Around The NFL's season preview jumps to the AFC North.
Change we can believe in
Hue Jackson is one of the NFL's most underrated play-callers, able to squeeze the most out of his skill players by centering the scheme around their talents. His promotion to offensive coordinator is an upgrade over Jay Gruden and a positive development for Andy Dalton. Look for the NFL's signal-calling Mendoza Line to throw roughly 150 fewer passes inside a run-heavy offense. The backfield combination of Giovani Bernard and rookie Jeremy Hill will set the tone for an offense set to mimic the Seahawks.
When asked to wing it, Dalton will make hay with "Making the Leap" candidate Marvin Jones. Now the team's clear No. 2 behind A.J. Green, Jones saw an outstanding offseason cut short by a foot injury, but he's expected to return for Cincy's Week 5 showdown with the New England Patriots. There isn't a burning weakness on this offense.

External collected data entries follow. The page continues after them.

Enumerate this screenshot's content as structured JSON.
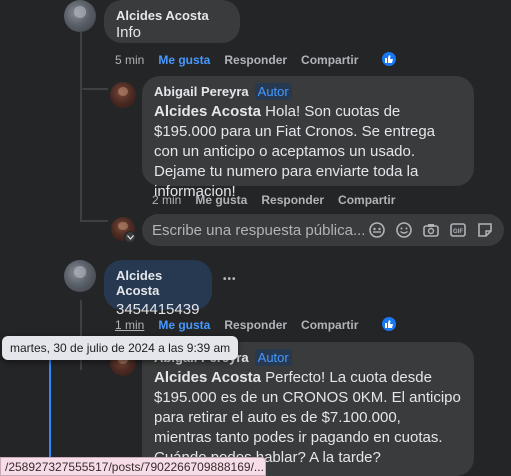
{
  "comments": [
    {
      "author": "Alcides Acosta",
      "text": "Info",
      "time": "5 min",
      "like_label": "Me gusta",
      "reply_label": "Responder",
      "share_label": "Compartir"
    },
    {
      "author": "Abigail Pereyra",
      "badge": "Autor",
      "mention": "Alcides Acosta",
      "text": " Hola! Son cuotas de $195.000 para un Fiat Cronos. Se entrega con un anticipo o aceptamos un usado. Dejame tu numero para enviarte toda la informacion!",
      "time": "2 min",
      "like_label": "Me gusta",
      "reply_label": "Responder",
      "share_label": "Compartir"
    },
    {
      "author": "Alcides Acosta",
      "text": "3454415439",
      "time": "1 min",
      "like_label": "Me gusta",
      "reply_label": "Responder",
      "share_label": "Compartir"
    },
    {
      "author": "Abigail Pereyra",
      "badge": "Autor",
      "mention": "Alcides Acosta",
      "text": " Perfecto! La cuota desde $195.000 es de un CRONOS 0KM. El anticipo para retirar el auto es de $7.100.000, mientras tanto podes ir pagando en cuotas. Cuándo podes hablar? A la tarde?"
    }
  ],
  "reply_box": {
    "placeholder": "Escribe una respuesta pública..."
  },
  "tooltip": "martes, 30 de julio de 2024 a las 9:39 am",
  "status_url": "/258927327555517/posts/7902266709888169/...",
  "more_icon": "•••",
  "colors": {
    "background": "#242526",
    "bubble": "#3a3b3c",
    "accent": "#4599ff",
    "like_blue": "#1877f2"
  },
  "icons": [
    "thumbs-up-icon",
    "sticker-icon",
    "emoji-icon",
    "camera-icon",
    "gif-icon",
    "sticker-face-icon"
  ]
}
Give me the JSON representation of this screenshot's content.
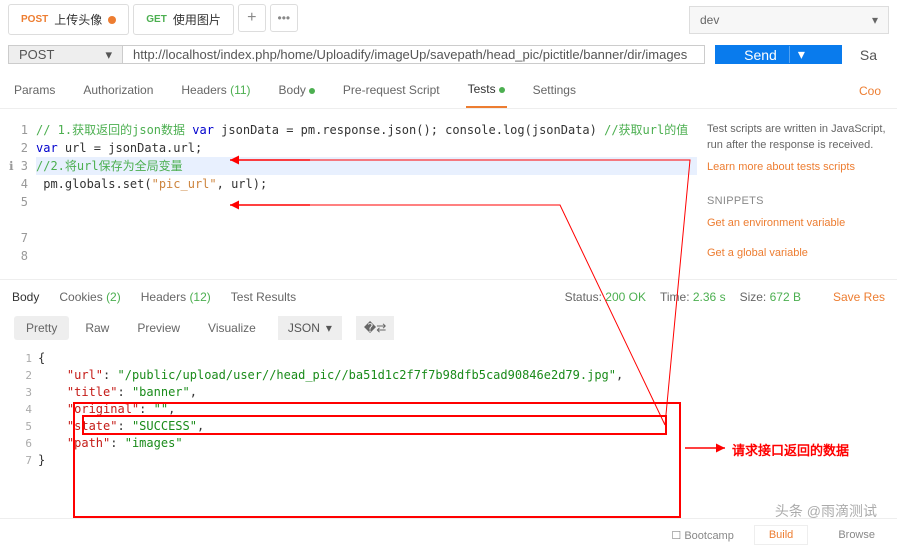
{
  "tabs": [
    {
      "method": "POST",
      "label": "上传头像",
      "dirty": true
    },
    {
      "method": "GET",
      "label": "使用图片",
      "dirty": false
    }
  ],
  "env": {
    "selected": "dev"
  },
  "request": {
    "method": "POST",
    "url": "http://localhost/index.php/home/Uploadify/imageUp/savepath/head_pic/pictitle/banner/dir/images",
    "send_label": "Send",
    "save_label": "Sa"
  },
  "req_tabs": {
    "params": "Params",
    "auth": "Authorization",
    "headers": "Headers",
    "headers_count": "(11)",
    "body": "Body",
    "prerequest": "Pre-request Script",
    "tests": "Tests",
    "settings": "Settings",
    "cookies": "Coo"
  },
  "editor": {
    "lines": [
      "// 1.获取返回的json数据",
      "var jsonData = pm.response.json();",
      "console.log(jsonData)",
      "//获取url的值",
      "var url = jsonData.url;",
      "",
      "//2.将url保存为全局变量",
      " pm.globals.set(\"pic_url\", url);"
    ]
  },
  "sidebar": {
    "intro1": "Test scripts are written in JavaScript,",
    "intro2": "run after the response is received.",
    "learn": "Learn more about tests scripts",
    "snippets_title": "SNIPPETS",
    "snip1": "Get an environment variable",
    "snip2": "Get a global variable"
  },
  "resp_tabs": {
    "body": "Body",
    "cookies": "Cookies",
    "cookies_count": "(2)",
    "headers": "Headers",
    "headers_count": "(12)",
    "tests": "Test Results"
  },
  "status": {
    "label": "Status:",
    "code": "200 OK",
    "time_label": "Time:",
    "time": "2.36 s",
    "size_label": "Size:",
    "size": "672 B",
    "save": "Save Res"
  },
  "view": {
    "pretty": "Pretty",
    "raw": "Raw",
    "preview": "Preview",
    "visualize": "Visualize",
    "format": "JSON"
  },
  "response_json": {
    "url": "/public/upload/user//head_pic//ba51d1c2f7f7b98dfb5cad90846e2d79.jpg",
    "title": "banner",
    "original": "",
    "state": "SUCCESS",
    "path": "images"
  },
  "annotation": "请求接口返回的数据",
  "watermark": "头条 @雨滴测试",
  "footer": {
    "bootcamp": "Bootcamp",
    "build": "Build",
    "browse": "Browse"
  }
}
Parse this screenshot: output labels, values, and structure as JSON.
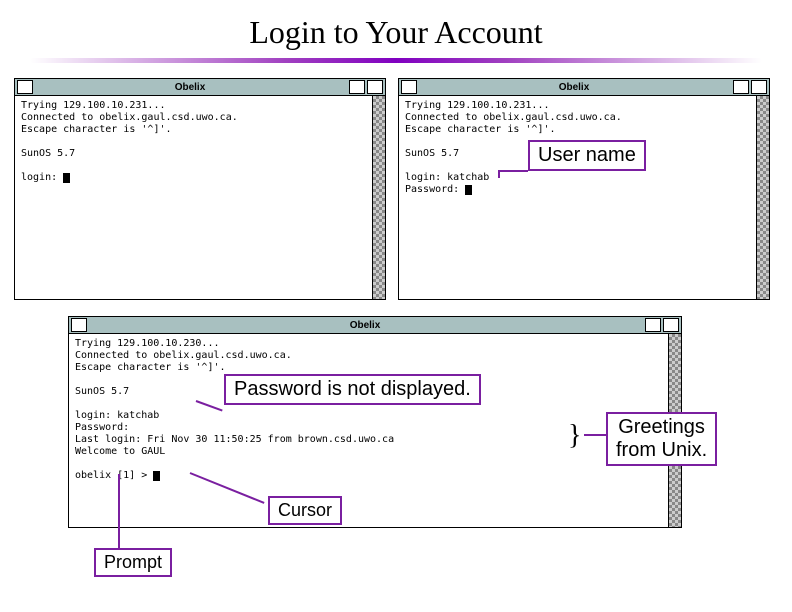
{
  "title": "Login to Your Account",
  "colors": {
    "accent": "#7a1fa0",
    "titlebar": "#a8c0c0"
  },
  "terminals": {
    "t1": {
      "title": "Obelix",
      "lines": [
        "Trying 129.100.10.231...",
        "Connected to obelix.gaul.csd.uwo.ca.",
        "Escape character is '^]'.",
        "",
        "SunOS 5.7",
        "",
        "login: "
      ]
    },
    "t2": {
      "title": "Obelix",
      "lines": [
        "Trying 129.100.10.231...",
        "Connected to obelix.gaul.csd.uwo.ca.",
        "Escape character is '^]'.",
        "",
        "SunOS 5.7",
        "",
        "login: katchab",
        "Password: "
      ]
    },
    "t3": {
      "title": "Obelix",
      "lines": [
        "Trying 129.100.10.230...",
        "Connected to obelix.gaul.csd.uwo.ca.",
        "Escape character is '^]'.",
        "",
        "SunOS 5.7",
        "",
        "login: katchab",
        "Password:",
        "Last login: Fri Nov 30 11:50:25 from brown.csd.uwo.ca",
        "Welcome to GAUL",
        "",
        "obelix [1] > "
      ]
    }
  },
  "callouts": {
    "username": "User name",
    "password": "Password is not displayed.",
    "greetings_line1": "Greetings",
    "greetings_line2": "from Unix.",
    "cursor": "Cursor",
    "prompt": "Prompt"
  }
}
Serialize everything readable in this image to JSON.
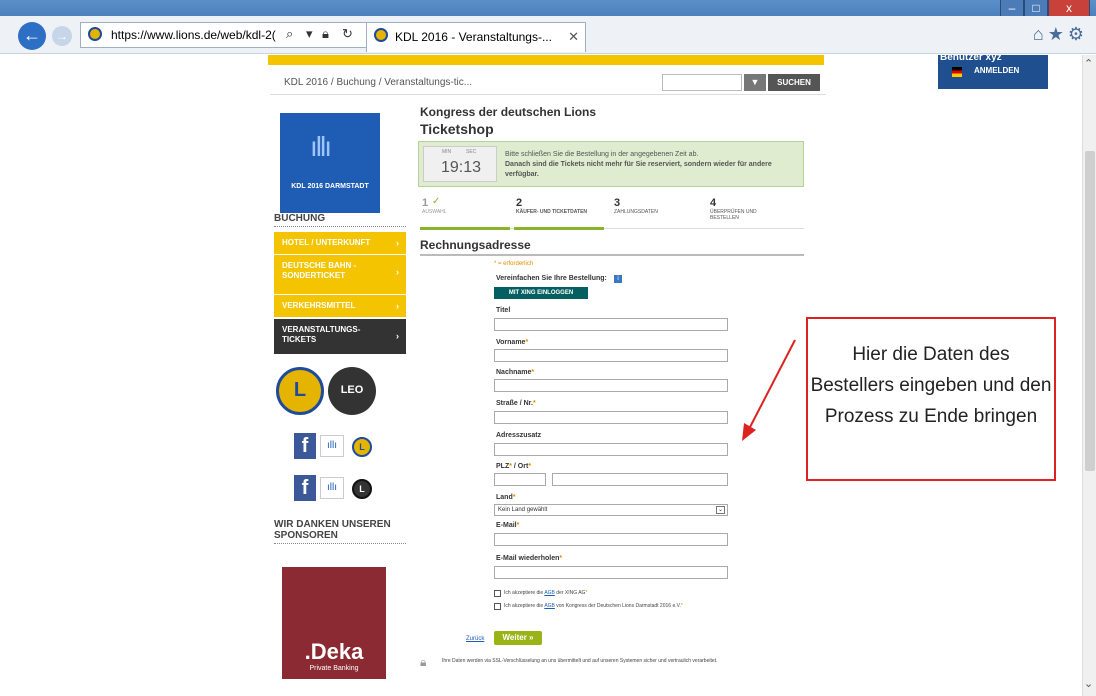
{
  "browser": {
    "url": "https://www.lions.de/web/kdl-2(",
    "tab_title": "KDL 2016 - Veranstaltungs-...",
    "window_controls": [
      "–",
      "□",
      "x"
    ]
  },
  "page": {
    "breadcrumb": "KDL 2016 / Buchung / Veranstaltungs-tic...",
    "search_button": "SUCHEN",
    "user_name": "Benutzer xyz",
    "login": "ANMELDEN",
    "logo_text": "KDL 2016 DARMSTADT",
    "sidebar_heading": "BUCHUNG",
    "sidebar_items": [
      {
        "label": "HOTEL / UNTERKUNFT"
      },
      {
        "label": "DEUTSCHE BAHN - SONDERTICKET"
      },
      {
        "label": "VERKEHRSMITTEL"
      },
      {
        "label": "VERANSTALTUNGS-TICKETS"
      }
    ],
    "sponsors_heading": "WIR DANKEN UNSEREN SPONSOREN",
    "sponsor": {
      "name": ".Deka",
      "tagline": "Private Banking"
    },
    "shop_title": "Kongress der deutschen Lions",
    "shop_subtitle": "Ticketshop",
    "timer": {
      "label_left": "MIN",
      "label_right": "SEC",
      "time": "19:13",
      "message_line1": "Bitte schließen Sie die Bestellung in der angegebenen Zeit ab.",
      "message_line2": "Danach sind die Tickets nicht mehr für Sie reserviert, sondern wieder für andere verfügbar."
    },
    "steps": [
      {
        "num": "1",
        "label": "AUSWAHL"
      },
      {
        "num": "2",
        "label": "KÄUFER- UND TICKETDATEN"
      },
      {
        "num": "3",
        "label": "ZAHLUNGSDATEN"
      },
      {
        "num": "4",
        "label": "ÜBERPRÜFEN UND BESTELLEN"
      }
    ],
    "section_title": "Rechnungsadresse",
    "required_note": "* = erforderlich",
    "xing_note": "Vereinfachen Sie Ihre Bestellung:",
    "xing_button": "MIT XING EINLOGGEN",
    "fields": {
      "titel": "Titel",
      "vorname": "Vorname",
      "nachname": "Nachname",
      "strasse": "Straße / Nr.",
      "adresszusatz": "Adresszusatz",
      "plz_ort_a": "PLZ",
      "plz_ort_b": " / Ort",
      "land": "Land",
      "land_value": "Kein Land gewählt",
      "email": "E-Mail",
      "email_repeat": "E-Mail wiederholen"
    },
    "consent1": {
      "pre": "Ich akzeptiere die ",
      "link": "AGB",
      "post": " der XING AG"
    },
    "consent2": {
      "pre": "Ich akzeptiere die ",
      "link": "AGB",
      "post": " von Kongress der Deutschen Lions Darmstadt 2016 e.V."
    },
    "back_link": "Zurück",
    "next_button": "Weiter »",
    "ssl_note": "Ihre Daten werden via SSL-Verschlüsselung an uns übermittelt und auf unseren Systemen sicher und vertraulich verarbeitet."
  },
  "annotation": {
    "text": "Hier die Daten des Bestellers eingeben und den Prozess zu Ende bringen",
    "color": "#dd2222"
  }
}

For better or worse, the Bengals have remained one of the AFC's most consistent franchises. This was an offseason filled with more tweaks than changes: The elevation of Jackson will be seen league-wide as one of the offseason's wisest promotions.
While the coordinator switch on offense makes sense, losing Mike Zimmer to the Minnesota Vikings is concerning for Cincy's defense. New play-caller Paul Guenther is a coaching holdover who knows the roster well, but Zimmer's units have been among the best-coached on a week-to-week basis. The healthy return of Pro Bowl interior lineman Geno Atkins helps, but losing pass rusher Michael Johnson to the Tampa Bay Buccaneers strips the Bengals of a proven producer. There's pressure on second-year end Margus Hunt to contribute right away.
We can't get out of here without expressing a healthy concern over Dalton. No matter how Jackson alters the offense, it still comes down to Dalton hitting key completions on passing downs. We've seen too much inconsistency from The Red Rifle in critical moments, with Dalton's 56.8 career completion percentage against the AFC North sitting lower than Brandon Weeden's mark of 56.9 percent.
Training camp surprise
Coach Marvin Lewis has coached defense at the NFL level for more than 20 years. He caught our attention this month by calling first-rounder Darqueze Dennard "the best rookie corner I've seen." Teammate Terence Newman also told reporters that "the sky's the limit" for the Michigan State product. In a secondary manned by a post-surgery Leon Hall and the aging Newman and Adam Jones, Dennard might be the best thing going by December.
What we'll be saying in February
Predicted finish: Third place in the AFC North, 14th in Around The NFL's Power Index.